Thank you all for the happy thoughts you sent my way after last week’s whiny post. A weekend of sunshine did me good and I’m feeling like myself again.
On top of that, Owen’s little fever turned out to be nothing and he seems to have emerged from whatever it was that was causing him to act like a little monster last week. I don’t know if it was a bug he was fighting or lack of sleep due to being excited about his bed or what, but I’m just thankful it is over now. And, in its wake, it seems to have left an exceptionally sweet child whose capacity for playing by himself has doubled and whose behavior could not be better. Phew. I guess those kinds of developmental jumps are worth the painful week? I guess? I’m still not sure why they seem to be so pronounced with Owen, and only in retrospect do I see what caused all of that ridiculous fussing and terrible behavior.
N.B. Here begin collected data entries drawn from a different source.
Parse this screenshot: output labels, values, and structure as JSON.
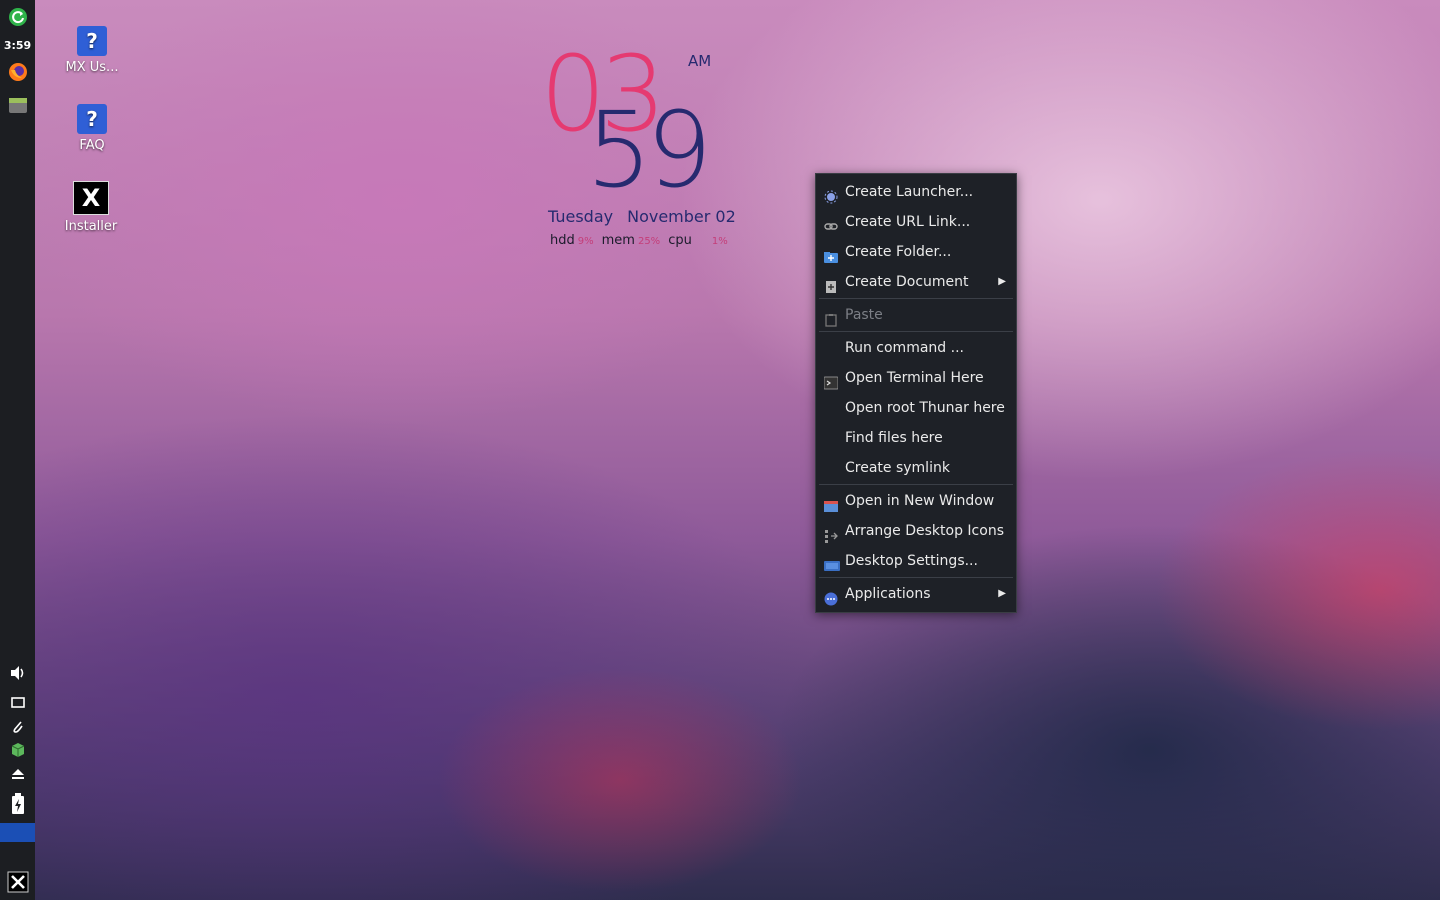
{
  "panel": {
    "time": "3:59",
    "icons": [
      "update-icon",
      "firefox-icon",
      "file-manager-icon",
      "volume-icon",
      "display-icon",
      "clipboard-icon",
      "package-icon",
      "eject-icon",
      "battery-icon",
      "mx-menu-icon"
    ]
  },
  "desktop": {
    "icons": [
      {
        "label": "MX Us..."
      },
      {
        "label": "FAQ"
      },
      {
        "label": "Installer"
      }
    ],
    "help_glyph": "?",
    "installer_glyph": "X"
  },
  "conky": {
    "hour": "03",
    "minute": "59",
    "ampm": "AM",
    "weekday": "Tuesday",
    "date": "November 02",
    "hdd_label": "hdd",
    "hdd_value": "9%",
    "mem_label": "mem",
    "mem_value": "25%",
    "cpu_label": "cpu",
    "cpu_value": "1%"
  },
  "menu": {
    "create_launcher": "Create Launcher...",
    "create_url_link": "Create URL Link...",
    "create_folder": "Create Folder...",
    "create_document": "Create Document",
    "paste": "Paste",
    "run_command": "Run command ...",
    "open_terminal": "Open Terminal Here",
    "open_root_thunar": "Open root Thunar here",
    "find_files": "Find files here",
    "create_symlink": "Create symlink",
    "open_new_window": "Open in New Window",
    "arrange_icons": "Arrange Desktop Icons",
    "desktop_settings": "Desktop Settings...",
    "applications": "Applications",
    "submenu_arrow": "▶"
  },
  "colors": {
    "hour": "#e53a71",
    "minute": "#262a6f",
    "menu_bg": "#1e2127",
    "panel_bg": "#1c1e22",
    "accent": "#1b4fb5"
  }
}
Owen is super excited to be a big brother. He’ll often bring up things like, “I’m going to teach my baby brother to eat” or “I want to touch my baby brother’s toes” or “I’m going to bring him toys to hold” out of the blue. Recently this excitement has manifested itself as an obsession with babies.
He LOVES babies.
At school a few weeks ago, when the kids were still in their snowsuits, there was a little girl standing, stuck, crying on the playground. Owen’s teachers tell me they turned around and he was over next to her, patting her on the back and saying, “It’s ok. It’s ok.”. Sob.
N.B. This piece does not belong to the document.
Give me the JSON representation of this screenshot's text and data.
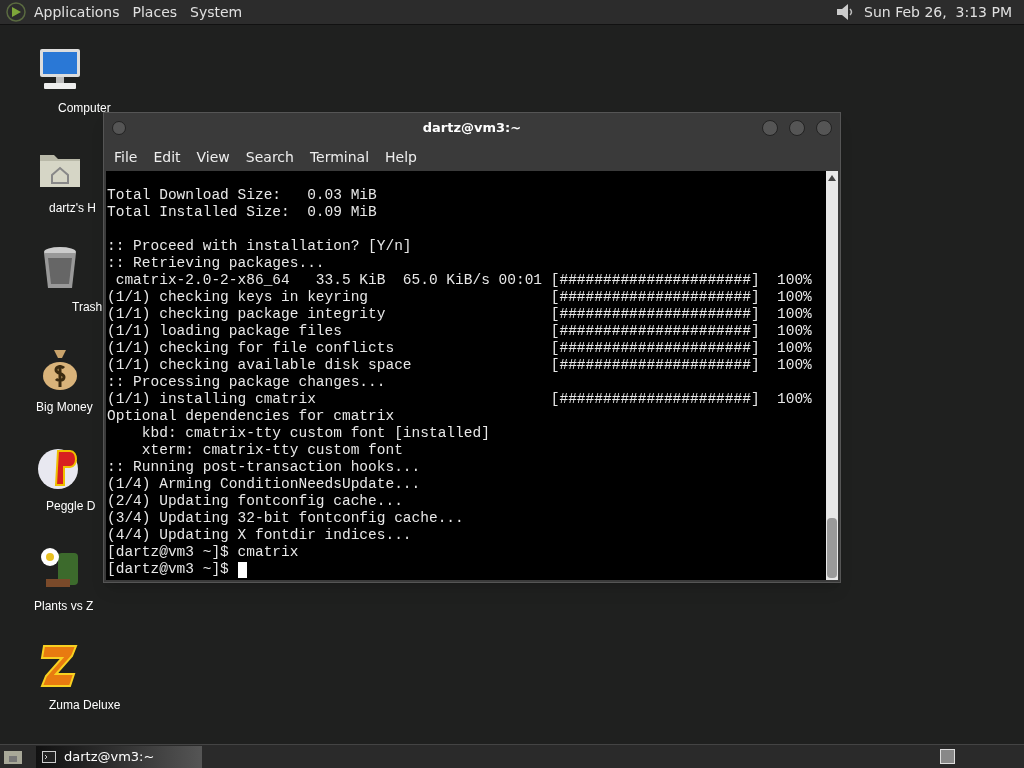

And he’s always had a thing for hugging our friends’ babies (whether they liked it or not!).
When I arrived at school to pick Owen up on Friday, the mom of one of his friends was there with her newborn. The baby was crying in his stroller and as soon as he heard that little cry, Owen dropped his toy and came running from across the playground. He climbed up onto the stroller and started patting his foot, crooning, “S’ok. Why are you crying?” in this little sing-songy voice. He patted the baby’s head SO GENTLY (like, for real gently… which both amazed me and terrified me, because one can never tell when that gentle touch is going to turn not-so-gentle…) and dug the baby’s pacifier out of his blankets. Owen stuffed the paci in his mouth (backwards, but it didn’t seem to matter) while asking, “You want this?” over and over again.
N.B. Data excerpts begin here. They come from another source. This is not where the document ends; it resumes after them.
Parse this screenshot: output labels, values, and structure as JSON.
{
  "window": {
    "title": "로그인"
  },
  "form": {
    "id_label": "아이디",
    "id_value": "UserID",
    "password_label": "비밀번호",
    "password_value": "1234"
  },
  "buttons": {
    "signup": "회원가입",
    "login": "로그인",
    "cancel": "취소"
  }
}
I nearly cried. It was just about the sweetest thing. Thankfully the mother didn’t mind Owen’s little hands all over her baby (I wouldn’t have blamed her if she did!) and she praised him for being so gentle. I could barely tear Owen away to go home. He was in love.
Then, over the weekend we hung out with our friends who have a little guy who is about 15 months old. He toddled towards the parking lot (nowhere near the cars, but in that general direction) and Owen ran up to him and shouted, “Don’t walk! Cars won’t see you!” in an effort to keep him safe. Owen walked next to his little friend and put his arm around his shoulders. Buddies. Oh so sweet, until that arm-around-the-shoulders move made them both fall down, and Owen tried to pick him up by his head/neck. Clearly it came from a place of love and trying to help the kid up, but we have some lessons to learn about how to handle other kids. Gulp.
I’m beginning to see what kind of big brother Owen may be. Head over heels in love. Overly affectionate. Super gentle until he’s super NOT gentle. Protective.
We’ll have to watch him like a hawk.